Dixon Yang, MD
International Stroke Conference 2022
February 9–11, 2022
Session: Incidental Lacunes on Brain Imaging: How to Manage Them
Moderators: Dr. Christopher Lewandowski, Dr. Edip Gurol
Panelists: Dr. Hugo Aparicio, Dr. Eric Smith, Dr. Myriam Fornage, Dr. Jose Gutierrez
This invited symposium overviewed incidentally discovered lacunar infarcts on brain imaging. Dr. Aparicio from Boston University began by discussing prevalence and risk factors for incidental lacunar infarcts. Based on data from the Rotterdam Scan Study and Cardiovascular Health Study, “covert” brain infarcts (CBI) are not uncommon, making up about 1 in 10 in late middle age and 1 in 4 in the elderly, with an overall prevalence of 8-28% amongst predominantly non-Hispanic White and Asian study populations. Lacunar infarcts make up the majority of CBIs (83%) and share risk factors for stroke, especially age and hypertension; however, CBIs possibly have as high as 5-fold increased incidence when compared to stroke.

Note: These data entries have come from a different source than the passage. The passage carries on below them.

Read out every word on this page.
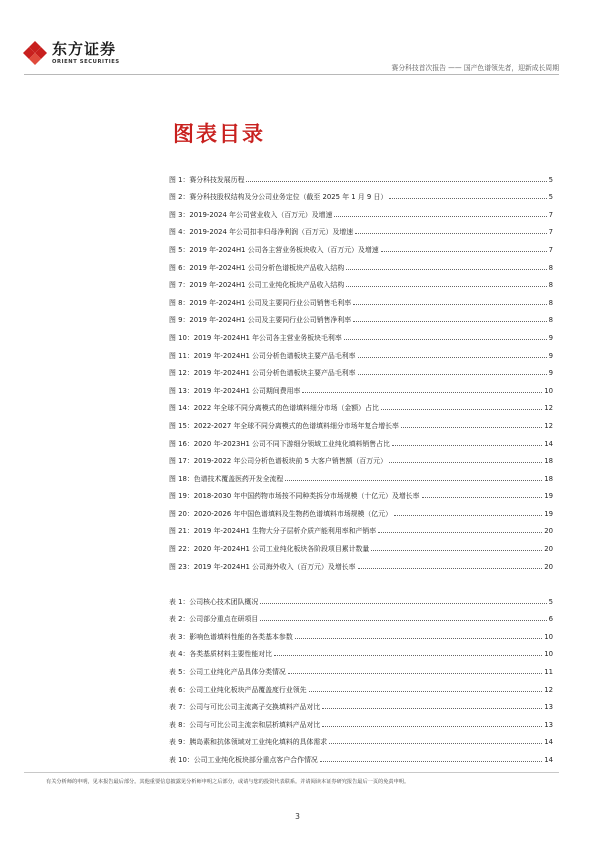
东方证券
ORIENT SECURITIES
赛分科技首次报告 —— 国产色谱领先者，迎新成长周期
图表目录
图 1：赛分科技发展历程	5
图 2：赛分科技股权结构及分公司业务定位（截至 2025 年 1 月 9 日）	5
图 3：2019-2024 年公司营业收入（百万元）及增速	7
图 4：2019-2024 年公司扣非归母净利润（百万元）及增速	7
图 5：2019 年-2024H1 公司各主营业务板块收入（百万元）及增速	7
图 6：2019 年-2024H1 公司分析色谱板块产品收入结构	8
图 7：2019 年-2024H1 公司工业纯化板块产品收入结构	8
图 8：2019 年-2024H1 公司及主要同行业公司销售毛利率	8
图 9：2019 年-2024H1 公司及主要同行业公司销售净利率	8
图 10：2019 年-2024H1 年公司各主营业务板块毛利率	9
图 11：2019 年-2024H1 公司分析色谱板块主要产品毛利率	9
图 12：2019 年-2024H1 公司分析色谱板块主要产品毛利率	9
图 13：2019 年-2024H1 公司期间费用率	10
图 14：2022 年全球不同分离模式的色谱填料细分市场（金额）占比	12
图 15：2022-2027 年全球不同分离模式的色谱填料细分市场年复合增长率	12
图 16：2020 年-2023H1 公司不同下游细分领域工业纯化填料销售占比	14
图 17：2019-2022 年公司分析色谱板块前 5 大客户销售额（百万元）	18
图 18：色谱技术覆盖医药开发全流程	18
图 19：2018-2030 年中国药物市场按不同种类拆分市场规模（十亿元）及增长率	19
图 20：2020-2026 年中国色谱填料及生物药色谱填料市场规模（亿元）	19
图 21：2019 年-2024H1 生物大分子层析介质产能利用率和产销率	20
图 22：2020 年-2024H1 公司工业纯化板块各阶段项目累计数量	20
图 23：2019 年-2024H1 公司海外收入（百万元）及增长率	20
表 1：公司核心技术团队概况	5
表 2：公司部分重点在研项目	6
表 3：影响色谱填料性能的各类基本参数	10
表 4：各类基质材料主要性能对比	10
表 5：公司工业纯化产品具体分类情况	11
表 6：公司工业纯化板块产品覆盖度行业领先	12
表 7：公司与可比公司主流离子交换填料产品对比	13
表 8：公司与可比公司主流亲和层析填料产品对比	13
表 9：胰岛素和抗体领域对工业纯化填料的具体需求	14
表 10：公司工业纯化板块部分重点客户合作情况	14
有关分析师的申明，见本报告最后部分。其他重要信息披露见分析师申明之后部分，或请与您的投资代表联系。并请阅读本证券研究报告最后一页的免责申明。
3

Genetic involvement in CBIs may also be more prevalent than previously thought. Dr. Fornage of the University of Texas Health Science Center shared her work that though the genetic cerebral small vessel disease syndromes themselves are rare, carriers of related genes may be more common in the general population. For instance, carriers of NOTCH3, implicated in CADASIL, made up 1 in 452 participants of a United Kingdom biobank. These carriers may have a significantly higher risk of incidental lacunes.
Dr. Smith (University of Calgary) shared implications of incidental lacunar infarcts in brain health. Given their potential to interrupt white matter tracts, incidental lacunes should not be considered benign. CBI has been linked to increased incident of future stroke and vascular dementia in the general population. Further, the Rotterdam Scan Study and LADIS (Leukoaraiosis and Disability) Study have both shown corresponding decline in neuropsychiatric measures, particularly processing speed and executive dementia, among those with CBIs.
To conclude the session, Dr. Gutierrez from Columbia University Irving Medical Center discussed treatment of incidental lacunar infarcts. Though no specific randomized control trial or explicit consensus-based guidelines exist, Dr. Gutierrez argued these infarcts should be treated by secondary prevention principles based on observational data and biological plausibility. Especially as incidental lacunes are likely more common than reported and the risks of aggressive vascular risk factor management are low, he justified screening for vascular health and working towards targets used in secondary stroke prevention, such as BP<130/80, HbA1c<7%, and LDL <70. This importantly includes lifestyle management of diet, exercise, and smoking cessation. Further work-up into large artery disease and occult cardioembolism after incidentally discovered lacunar infarct without history of stroke is not yet proven to be cost effective.